At step 408, process 400 (e.g., using one or more components described above) updates the second language processing model using the set of representations and first sequence of behavior tokens. The system may update Second Language Processing Model 114 using the set of representations and First Behavior Token Sequence(s) 116. For example, the system may use a reinforcement learning framework if First Behavior Token Sequence(s) 116 is associated with a set of outcomes. The system may, for example, use a loss function capturing the differences between the output of Second Language Processing Model 114 and the correct outcomes corresponding to a token sequence(s) in First Behavior Token Sequence(s) 116. Parameters for Second Language Processing Model 114 may be updated to minimize the loss function. In some embodiments, the system may use an unsupervised learning approach to update Second Language Processing Model 114 with First Behavior Token Sequence(s) 116.

At step 410, process 400 (e.g., using one or more components described above) processes a second set of candidate behaviors to generate a second sequence of behavior tokens using the updated second language processing model.
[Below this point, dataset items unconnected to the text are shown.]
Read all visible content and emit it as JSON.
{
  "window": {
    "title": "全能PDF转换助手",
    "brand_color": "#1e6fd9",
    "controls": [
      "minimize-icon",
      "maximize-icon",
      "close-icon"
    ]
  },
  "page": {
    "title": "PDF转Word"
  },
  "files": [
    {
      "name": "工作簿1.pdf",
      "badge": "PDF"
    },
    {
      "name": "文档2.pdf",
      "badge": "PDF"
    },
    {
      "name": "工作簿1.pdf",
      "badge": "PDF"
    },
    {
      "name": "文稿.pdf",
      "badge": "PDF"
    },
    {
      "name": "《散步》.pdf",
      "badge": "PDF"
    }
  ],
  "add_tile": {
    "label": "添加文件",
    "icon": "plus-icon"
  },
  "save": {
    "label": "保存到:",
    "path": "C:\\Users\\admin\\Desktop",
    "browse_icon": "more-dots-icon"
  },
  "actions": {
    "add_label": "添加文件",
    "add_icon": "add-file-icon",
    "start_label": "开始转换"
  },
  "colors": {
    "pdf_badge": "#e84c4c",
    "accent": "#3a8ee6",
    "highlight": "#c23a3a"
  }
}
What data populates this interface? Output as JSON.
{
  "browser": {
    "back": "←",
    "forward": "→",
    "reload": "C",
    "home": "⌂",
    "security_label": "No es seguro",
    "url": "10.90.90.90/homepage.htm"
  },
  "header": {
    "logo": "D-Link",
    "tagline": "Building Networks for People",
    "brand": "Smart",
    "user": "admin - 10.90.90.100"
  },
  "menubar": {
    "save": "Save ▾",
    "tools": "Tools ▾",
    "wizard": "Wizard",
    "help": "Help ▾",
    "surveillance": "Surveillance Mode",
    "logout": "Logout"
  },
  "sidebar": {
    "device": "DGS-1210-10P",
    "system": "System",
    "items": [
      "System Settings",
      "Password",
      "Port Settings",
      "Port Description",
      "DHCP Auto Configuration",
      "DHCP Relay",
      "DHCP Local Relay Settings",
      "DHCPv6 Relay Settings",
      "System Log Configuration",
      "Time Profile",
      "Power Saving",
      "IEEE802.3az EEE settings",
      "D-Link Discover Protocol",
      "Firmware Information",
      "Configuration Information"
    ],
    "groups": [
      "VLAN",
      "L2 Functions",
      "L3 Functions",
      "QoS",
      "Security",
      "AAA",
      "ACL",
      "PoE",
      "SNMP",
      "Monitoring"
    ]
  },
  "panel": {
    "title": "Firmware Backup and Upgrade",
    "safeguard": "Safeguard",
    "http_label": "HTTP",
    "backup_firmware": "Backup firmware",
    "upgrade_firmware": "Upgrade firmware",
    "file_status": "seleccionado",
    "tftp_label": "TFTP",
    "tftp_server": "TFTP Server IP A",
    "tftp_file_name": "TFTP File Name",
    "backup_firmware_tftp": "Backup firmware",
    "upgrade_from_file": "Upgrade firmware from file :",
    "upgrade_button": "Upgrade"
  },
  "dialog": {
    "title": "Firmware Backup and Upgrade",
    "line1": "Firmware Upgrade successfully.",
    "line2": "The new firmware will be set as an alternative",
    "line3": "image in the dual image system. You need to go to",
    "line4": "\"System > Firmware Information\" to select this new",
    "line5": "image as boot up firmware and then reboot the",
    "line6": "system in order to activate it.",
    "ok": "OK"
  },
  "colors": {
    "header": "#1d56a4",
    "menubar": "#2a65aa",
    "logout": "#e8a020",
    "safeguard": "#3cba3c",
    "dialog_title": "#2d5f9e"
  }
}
Using the updated second language processing model, the system may process a second set of candidate behaviors (e.g., Second Candidate Behaviors 134) to generate a second sequence(s) of behavior tokens (e.g., Second Behavior Token Sequence(s) 118). Second Candidate Behaviors 134 may be in the same format as First Candidate Behaviors 132, and also include text tokens. The system may input Second Candidate Behaviors 134 to First Language Processing Model 112 and generate a second set of representations in the first real-valued space. The system may then input the second set of representations to Second Language Processing Model 114. Second Language Processing Model 114 may generate Second Behavior Token Sequence(s) 118 by iteratively processing the sequential data structures of the input representations to determine sequence(s)s of candidate tokens. Each candidate behavior in Second Candidate Behaviors 134 may correspond to a sequence(s) of candidate tokens, for example.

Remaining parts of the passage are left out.